There are many kinds of steel available.  Here is a little information about the different steels I typically use.  Steel is essentially an alloy of iron and carbon.  There are several additional alloying elements commomly used, and therefore hundreds of different kinds of steel.  For example, manganese is a sulfur scavenger, nickel adds toughness, chromium and molybdenum increase hardenability, silicon increases the strength, and tungsten increases wear resistance.  Please note that while I have listed the composition of the steels I often use below, there are slight variations in composition depending on who manufactures the steel.  I have also made knives with other kinds of steel even though I don't typically use them on a routine basis.

Also note that even though some of these steels have several alloying elements, they are all considered carbon steel.

1084 is a simple carbon steel containing 0.84% carbon,  0.75% manganese, 0.03% phosphorous, and 0.05% sulfur.

15N20 is an alloy steel with 0.75% carbon, 2% nickel, 0.4% manganese, 0.1% phosphorous, and 0.1% sulfur.  15N20 is often used for industrial bandsaw blades and is a good tough, flexible steel.
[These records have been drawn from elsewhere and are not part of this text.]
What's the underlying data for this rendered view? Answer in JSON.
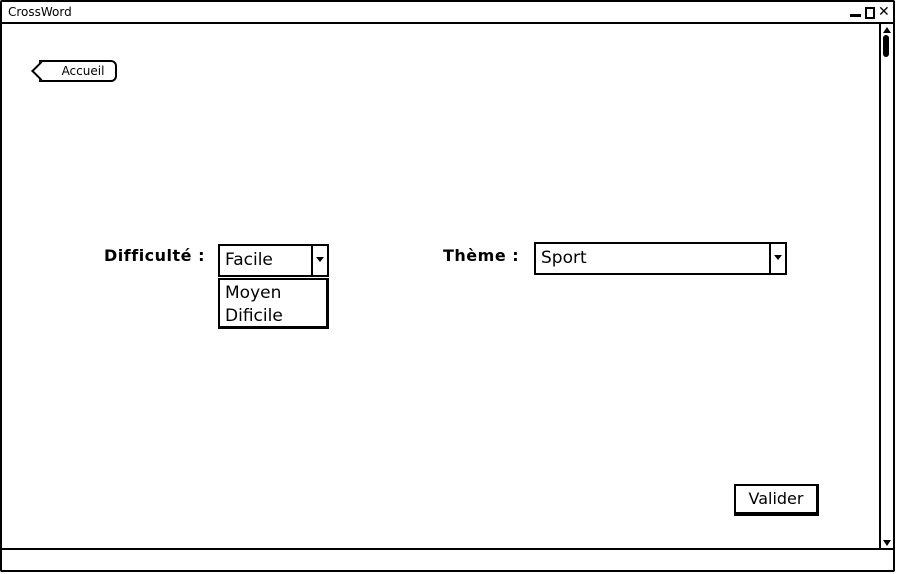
{
  "window": {
    "title": "CrossWord"
  },
  "nav": {
    "back_label": "Accueil"
  },
  "form": {
    "difficulty": {
      "label": "Difficulté :",
      "selected": "Facile",
      "options": [
        "Moyen",
        "Dificile"
      ]
    },
    "theme": {
      "label": "Thème :",
      "selected": "Sport"
    },
    "submit_label": "Valider"
  }
}
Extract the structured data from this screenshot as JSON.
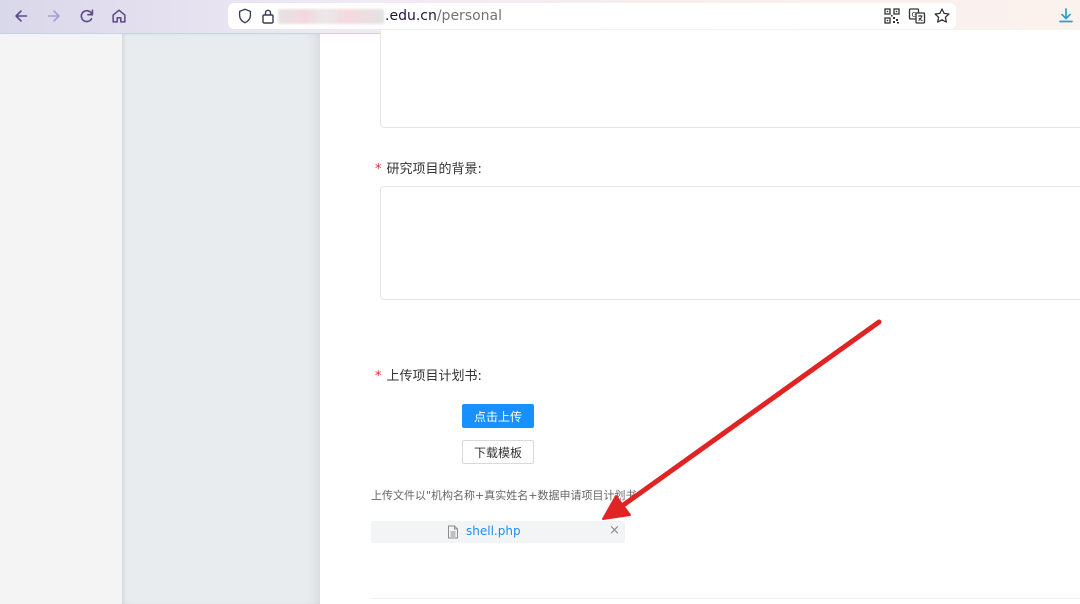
{
  "browser": {
    "url_domain": ".edu.cn",
    "url_path": "/personal",
    "icons": [
      "back-icon",
      "forward-icon",
      "reload-icon",
      "home-icon",
      "shield-icon",
      "lock-icon",
      "qr-code-icon",
      "translate-icon",
      "bookmark-star-icon",
      "download-icon"
    ]
  },
  "form": {
    "background_label": "研究项目的背景:",
    "upload_label": "上传项目计划书:",
    "required_mark": "*",
    "upload_button": "点击上传",
    "download_template_button": "下载模板",
    "hint": "上传文件以\"机构名称+真实姓名+数据申请项目计划书",
    "file_name": "shell.php",
    "file_remove": "×"
  },
  "colors": {
    "primary": "#1890ff",
    "required": "#f5222d",
    "arrow": "#e02424"
  }
}
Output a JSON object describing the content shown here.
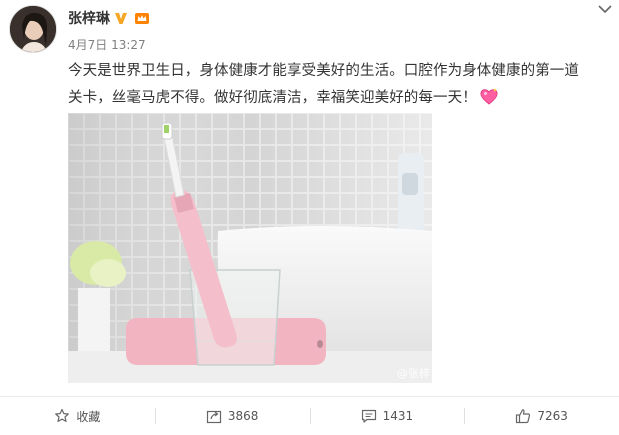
{
  "user": {
    "name": "张梓琳",
    "timestamp": "4月7日 13:27"
  },
  "post": {
    "line1": "今天是世界卫生日，身体健康才能享受美好的生活。口腔作为身体健康的第一道",
    "line2": "关卡，丝毫马虎不得。做好彻底清洁，幸福笑迎美好的每一天！",
    "image_watermark": "@张梓"
  },
  "actions": {
    "favorite_label": "收藏",
    "repost_count": "3868",
    "comment_count": "1431",
    "like_count": "7263"
  },
  "icons": {
    "verified": "verified-v-badge-icon",
    "member": "crown-member-icon",
    "more": "chevron-down-icon",
    "favorite": "star-icon",
    "repost": "repost-icon",
    "comment": "comment-icon",
    "like": "thumbs-up-icon",
    "emoji": "sparkling-heart-icon"
  },
  "colors": {
    "text": "#333333",
    "meta": "#808080",
    "verified": "#f5a623",
    "member": "#ff8200"
  }
}
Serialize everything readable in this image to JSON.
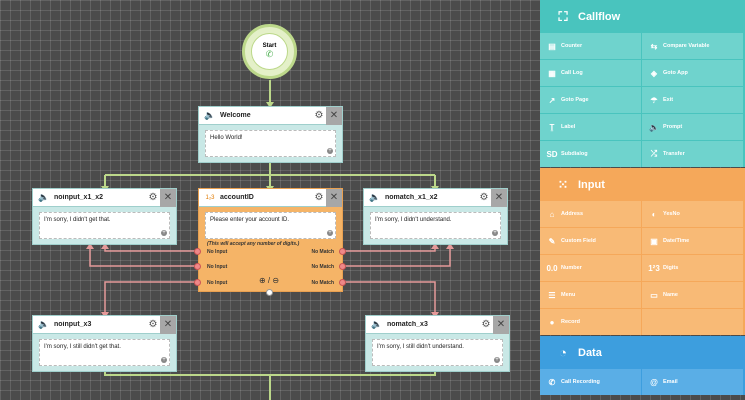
{
  "start": {
    "label": "Start",
    "icon": "phone-icon"
  },
  "nodes": {
    "welcome": {
      "title": "Welcome",
      "text": "Hello World!"
    },
    "noinput_x1_x2": {
      "title": "noinput_x1_x2",
      "text": "I'm sorry, I didn't get that."
    },
    "accountID": {
      "title": "accountID",
      "text": "Please enter your account ID.",
      "note": "(This will accept any number of digits.)",
      "left_ports": [
        "No Input",
        "No Input",
        "No Input"
      ],
      "right_ports": [
        "No Match",
        "No Match",
        "No Match"
      ]
    },
    "nomatch_x1_x2": {
      "title": "nomatch_x1_x2",
      "text": "I'm sorry, I didn't understand."
    },
    "noinput_x3": {
      "title": "noinput_x3",
      "text": "I'm sorry, I still didn't get that."
    },
    "nomatch_x3": {
      "title": "nomatch_x3",
      "text": "I'm sorry, I still didn't understand."
    }
  },
  "sidebar": {
    "callflow": {
      "title": "Callflow",
      "color": "#49c4be",
      "items": [
        {
          "label": "Counter",
          "icon": "counter-icon"
        },
        {
          "label": "Compare Variable",
          "icon": "compare-icon"
        },
        {
          "label": "Call Log",
          "icon": "log-icon"
        },
        {
          "label": "Goto App",
          "icon": "goto-app-icon"
        },
        {
          "label": "Goto Page",
          "icon": "goto-page-icon"
        },
        {
          "label": "Exit",
          "icon": "exit-icon"
        },
        {
          "label": "Label",
          "icon": "label-icon"
        },
        {
          "label": "Prompt",
          "icon": "prompt-icon"
        },
        {
          "label": "Subdialog",
          "icon": "subdialog-icon"
        },
        {
          "label": "Transfer",
          "icon": "transfer-icon"
        }
      ]
    },
    "input": {
      "title": "Input",
      "color": "#f5a85a",
      "items": [
        {
          "label": "Address",
          "icon": "home-icon"
        },
        {
          "label": "YesNo",
          "icon": "toggle-icon"
        },
        {
          "label": "Custom Field",
          "icon": "edit-icon"
        },
        {
          "label": "Date/Time",
          "icon": "calendar-icon"
        },
        {
          "label": "Number",
          "icon": "number-icon"
        },
        {
          "label": "Digits",
          "icon": "digits-icon"
        },
        {
          "label": "Menu",
          "icon": "menu-icon"
        },
        {
          "label": "Name",
          "icon": "name-icon"
        },
        {
          "label": "Record",
          "icon": "record-icon"
        },
        {
          "label": "",
          "icon": ""
        }
      ]
    },
    "data": {
      "title": "Data",
      "color": "#3d9ede",
      "items": [
        {
          "label": "Call Recording",
          "icon": "call-recording-icon"
        },
        {
          "label": "Email",
          "icon": "email-icon"
        }
      ]
    }
  }
}
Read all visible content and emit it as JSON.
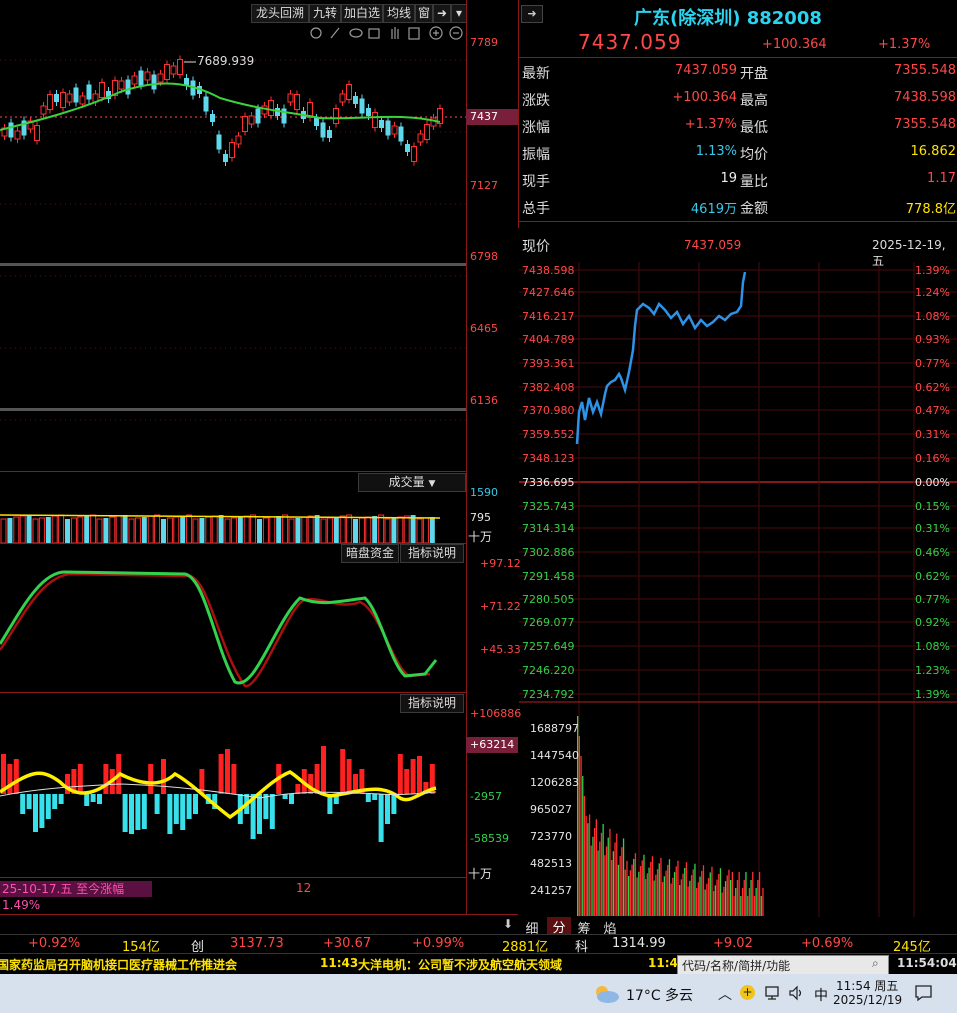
{
  "toolbar": {
    "buttons": [
      "龙头回溯",
      "九转",
      "加白选",
      "均线",
      "窗"
    ],
    "icons": [
      "settings-icon",
      "draw-icon",
      "eye-icon",
      "basket-icon",
      "hand-icon",
      "zoom-in-icon",
      "zoom-out-icon"
    ]
  },
  "kline": {
    "peak_label": "7689.939",
    "price_axis": [
      "7789",
      "7437",
      "7127",
      "6798",
      "6465",
      "6136"
    ]
  },
  "volume_panel": {
    "selector": "成交量",
    "axis": [
      "1590",
      "795",
      "十万"
    ]
  },
  "kdj_panel": {
    "btn_hidden_funds": "暗盘资金",
    "btn_explain": "指标说明",
    "axis": [
      "+97.12",
      "+71.22",
      "+45.33"
    ]
  },
  "macd_panel": {
    "btn_explain": "指标说明",
    "axis": [
      "+106886",
      "+63214",
      "-2957",
      "-58539",
      "十万"
    ],
    "footer_note": "25-10-17.五 至今涨幅1.49%",
    "footer_num": "12"
  },
  "quote": {
    "title": "广东(除深圳) 882008",
    "price": "7437.059",
    "change": "+100.364",
    "change_pct": "+1.37%",
    "rows": [
      {
        "k1": "最新",
        "v1": "7437.059",
        "c1": "red",
        "k2": "开盘",
        "v2": "7355.548",
        "c2": "red"
      },
      {
        "k1": "涨跌",
        "v1": "+100.364",
        "c1": "red",
        "k2": "最高",
        "v2": "7438.598",
        "c2": "red"
      },
      {
        "k1": "涨幅",
        "v1": "+1.37%",
        "c1": "red",
        "k2": "最低",
        "v2": "7355.548",
        "c2": "red"
      },
      {
        "k1": "振幅",
        "v1": "1.13%",
        "c1": "cyan",
        "k2": "均价",
        "v2": "16.862",
        "c2": "yellow"
      },
      {
        "k1": "现手",
        "v1": "19",
        "c1": "white",
        "k2": "量比",
        "v2": "1.17",
        "c2": "red"
      },
      {
        "k1": "总手",
        "v1": "4619万",
        "c1": "cyan",
        "k2": "金额",
        "v2": "778.8亿",
        "c2": "yellow"
      }
    ],
    "now_label": "现价",
    "now_price": "7437.059",
    "date": "2025-12-19,五"
  },
  "intraday": {
    "left_axis": [
      "7438.598",
      "7427.646",
      "7416.217",
      "7404.789",
      "7393.361",
      "7382.408",
      "7370.980",
      "7359.552",
      "7348.123",
      "7336.695",
      "7325.743",
      "7314.314",
      "7302.886",
      "7291.458",
      "7280.505",
      "7269.077",
      "7257.649",
      "7246.220",
      "7234.792"
    ],
    "right_axis": [
      "1.39%",
      "1.24%",
      "1.08%",
      "0.93%",
      "0.77%",
      "0.62%",
      "0.47%",
      "0.31%",
      "0.16%",
      "0.00%",
      "0.15%",
      "0.31%",
      "0.46%",
      "0.62%",
      "0.77%",
      "0.92%",
      "1.08%",
      "1.23%",
      "1.39%"
    ],
    "vol_axis": [
      "1688797",
      "1447540",
      "1206283",
      "965027",
      "723770",
      "482513",
      "241257"
    ],
    "tabs": [
      "细",
      "分",
      "筹",
      "焰"
    ]
  },
  "bottom_bar": {
    "items": [
      {
        "text": "+0.92%",
        "color": "red"
      },
      {
        "text": "154亿",
        "color": "yellow"
      },
      {
        "text": "创",
        "color": "white"
      },
      {
        "text": "3137.73",
        "color": "red"
      },
      {
        "text": "+30.67",
        "color": "red"
      },
      {
        "text": "+0.99%",
        "color": "red"
      },
      {
        "text": "2881亿",
        "color": "yellow"
      },
      {
        "text": "科",
        "color": "white"
      },
      {
        "text": "1314.99",
        "color": "red"
      },
      {
        "text": "+9.02",
        "color": "red"
      },
      {
        "text": "+0.69%",
        "color": "red"
      },
      {
        "text": "245亿",
        "color": "yellow"
      }
    ]
  },
  "news": {
    "item1": "国家药监局召开脑机接口医疗器械工作推进会",
    "time2": "11:43",
    "item2": "大洋电机：公司暂不涉及航空航天领域",
    "time3": "11:4",
    "search_placeholder": "代码/名称/简拼/功能",
    "clock": "11:54:04"
  },
  "taskbar": {
    "weather": "17°C 多云",
    "ime": "中",
    "time": "11:54 周五",
    "date": "2025/12/19"
  }
}
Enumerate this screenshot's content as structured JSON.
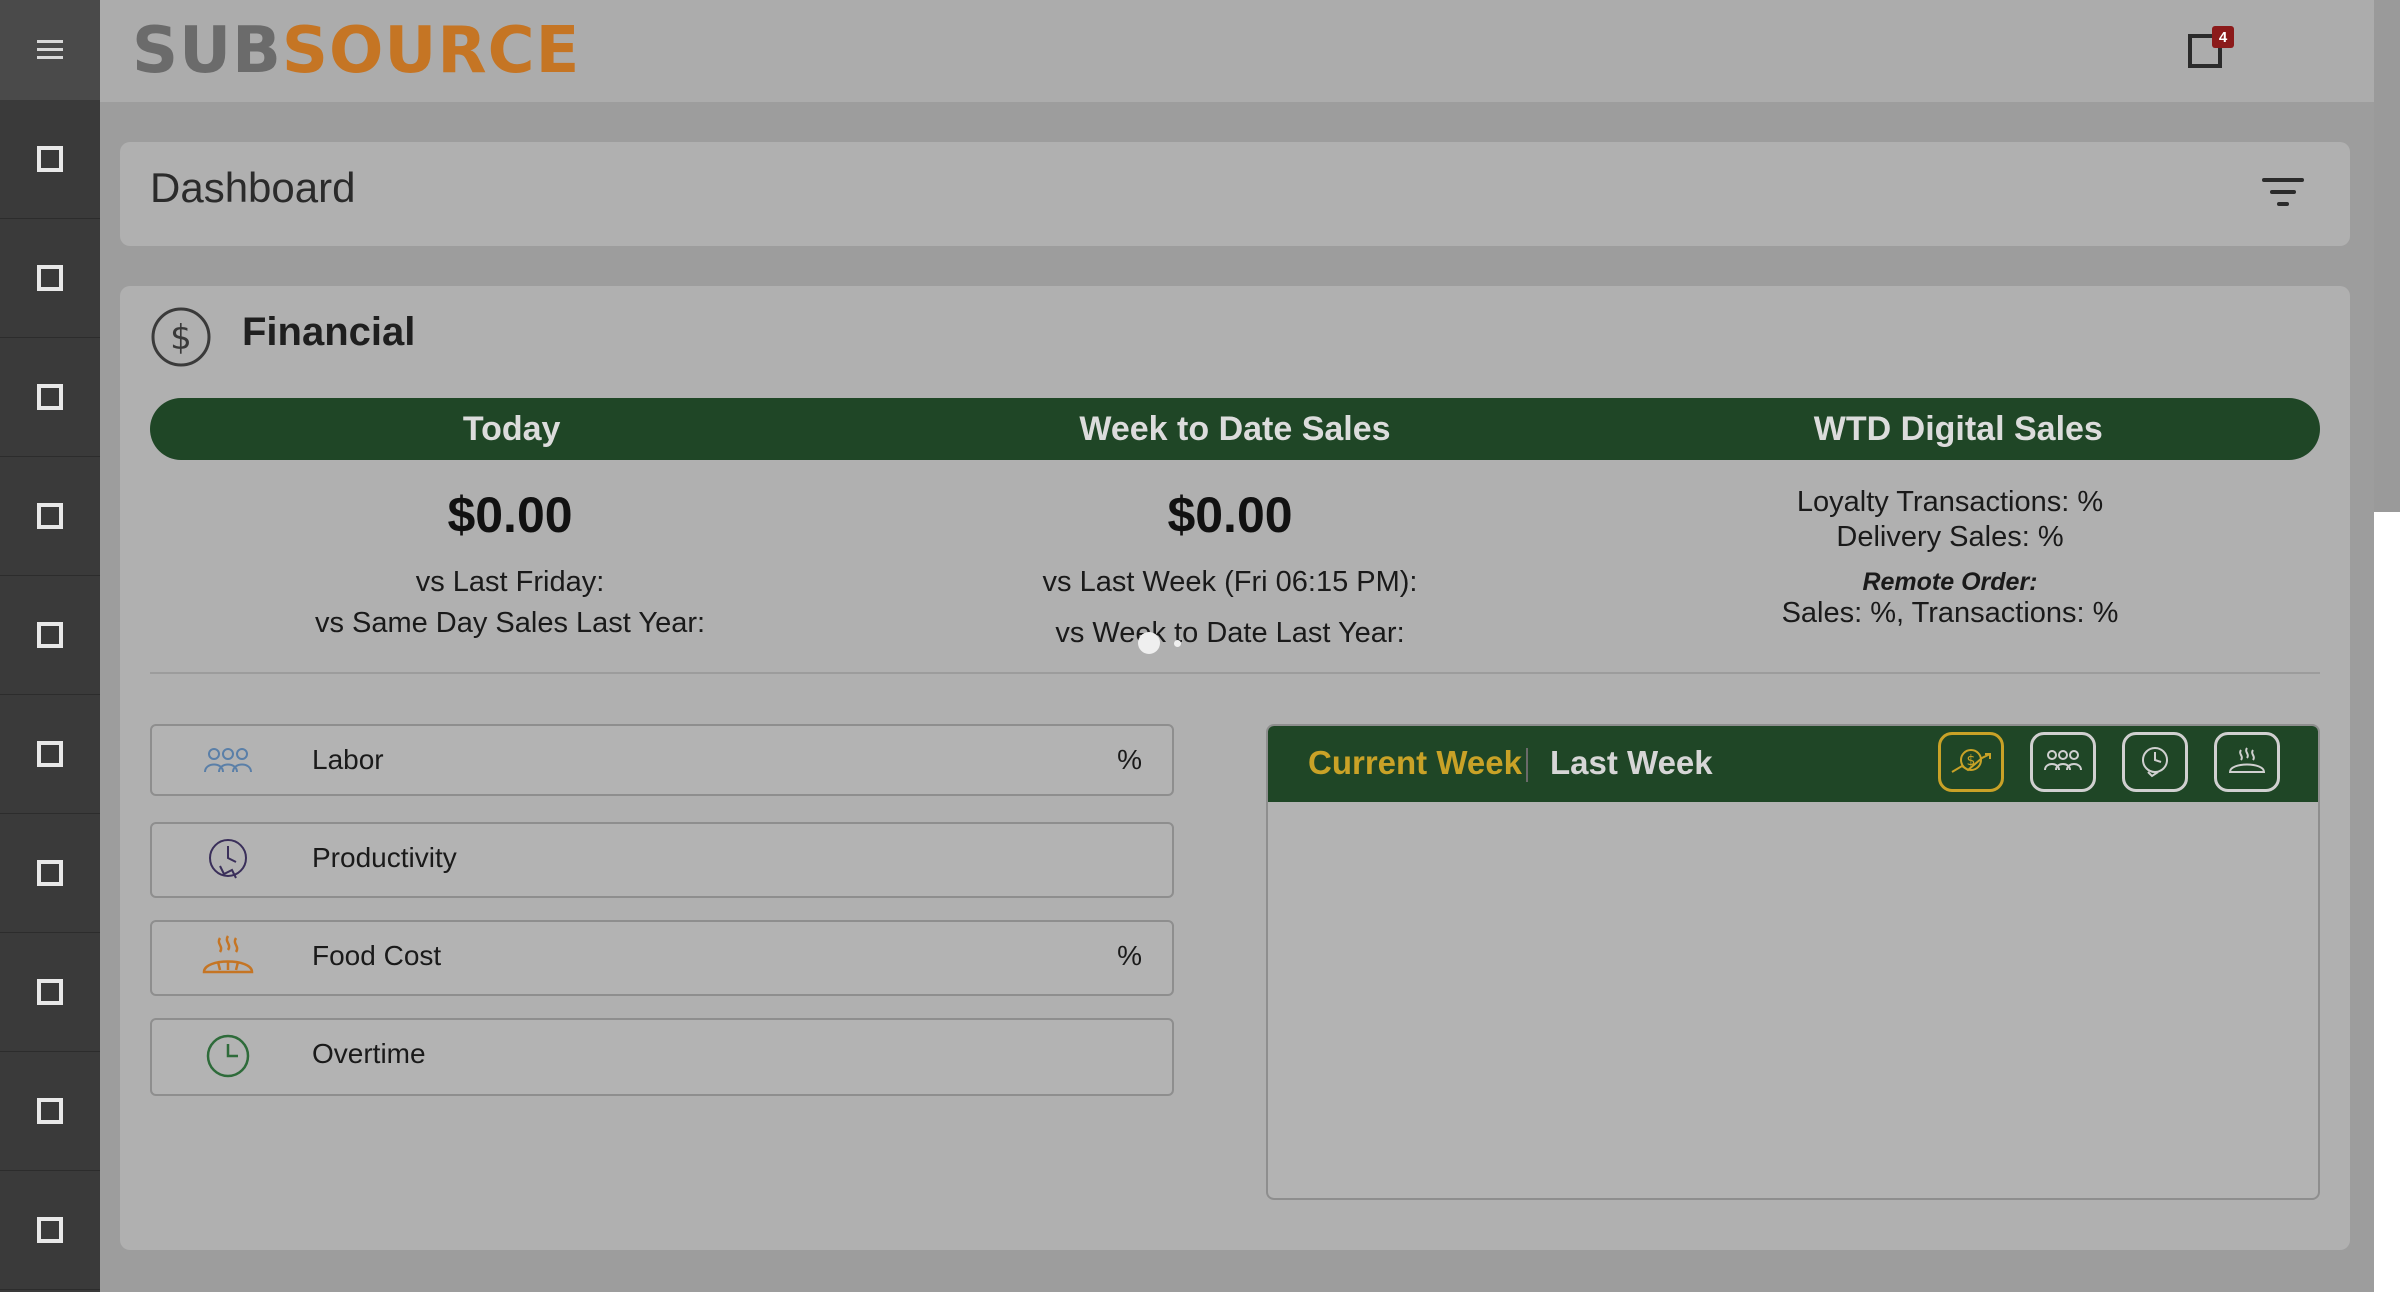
{
  "header": {
    "logo_sub": "SUB",
    "logo_source": "SOURCE",
    "notification_count": "4"
  },
  "colors": {
    "sidebar": "#3a3a3a",
    "brand_orange": "#c57524",
    "brand_green": "#1f4626",
    "accent_gold": "#c9a227",
    "badge_red": "#8b1a1a"
  },
  "sidebar": {
    "items": [
      "square-icon",
      "square-icon",
      "square-icon",
      "square-icon",
      "square-icon",
      "square-icon",
      "square-icon",
      "square-icon",
      "square-icon",
      "square-icon"
    ]
  },
  "dashboard": {
    "title": "Dashboard"
  },
  "financial": {
    "title": "Financial",
    "columns": [
      "Today",
      "Week to Date Sales",
      "WTD Digital Sales"
    ],
    "today": {
      "value": "$0.00",
      "vs_last_friday": "vs Last Friday:",
      "vs_same_day": "vs Same Day Sales Last Year:"
    },
    "week": {
      "value": "$0.00",
      "vs_last_week": "vs Last Week (Fri 06:15 PM):",
      "vs_week_last_year": "vs Week to Date Last Year:"
    },
    "digital": {
      "loyalty": "Loyalty Transactions: %",
      "delivery": "Delivery Sales: %",
      "remote_label": "Remote Order:",
      "remote_values": "Sales: %, Transactions: %"
    }
  },
  "kpis": [
    {
      "label": "Labor",
      "value": "%"
    },
    {
      "label": "Productivity",
      "value": ""
    },
    {
      "label": "Food Cost",
      "value": "%"
    },
    {
      "label": "Overtime",
      "value": ""
    }
  ],
  "chart_panel": {
    "tab_current": "Current Week",
    "tab_last": "Last Week"
  }
}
O1 tool steel is an alloy steel with  0.95% carbon, 0.5% chromium, 1.2% manganese, 0.3% silicon, and 0.5% tungsten. 

5160 alloy steel has 0.6% carbon, 0.8% chromium, 0.87% manganese,  0.03% phosphorous, 0.22% silicon, and 0.04% sulfur.  5160 is a very tough steel often used for car and truck coil and leaf springs.

80CrV2 is an alloy steel with 0.8% carbon, 0.5% chromium, 0.2% vanadium, 0.4% manganese, and 0.25% silicon.  80CrV2 is known for being very tough at a high hardness.

52100 is an alloy  steel with 1% carbon, 1.4 % chromium, 0.35% manganese, 0.25% silicon, 0.025% phosphorus and 0.025% sulfur.   52100 is a very hard and tough steel commonly used for ball bearings and roller bearings.

The final properties of a particular steel is a trade-off between hardness and toughness, and is highly dependent on the heat treat process. Also note that different steels, as well as different knives for different uses, may have a different optimal hardness.  I do all of my own heat treating.  I test most of my blades for hardness (Rockwell C scale, HRC) to ensure the heat treating was done correctly and the blade has the right properties for its intended use.  The hardness is reported in the knife description, e.g. 59 HRC.  In some cases the blades are not tested.  This could be for different reasons, such as when a san mai construction or a differential hardening technique was used.  In these situations the hardness is provided as an estimated range based on previous data for the hardness of a given steel obtained using the appropriate heat treating conditions.  For these knives, the hardness is given as an estimated range of values, e.g. estimated hardness 58-60 HRC.

Note that carbon steels are not stainless and will tarnish or rust if not cared for properly.  Please see my "Knife Care" section for some information about the care of a carbon steel knife.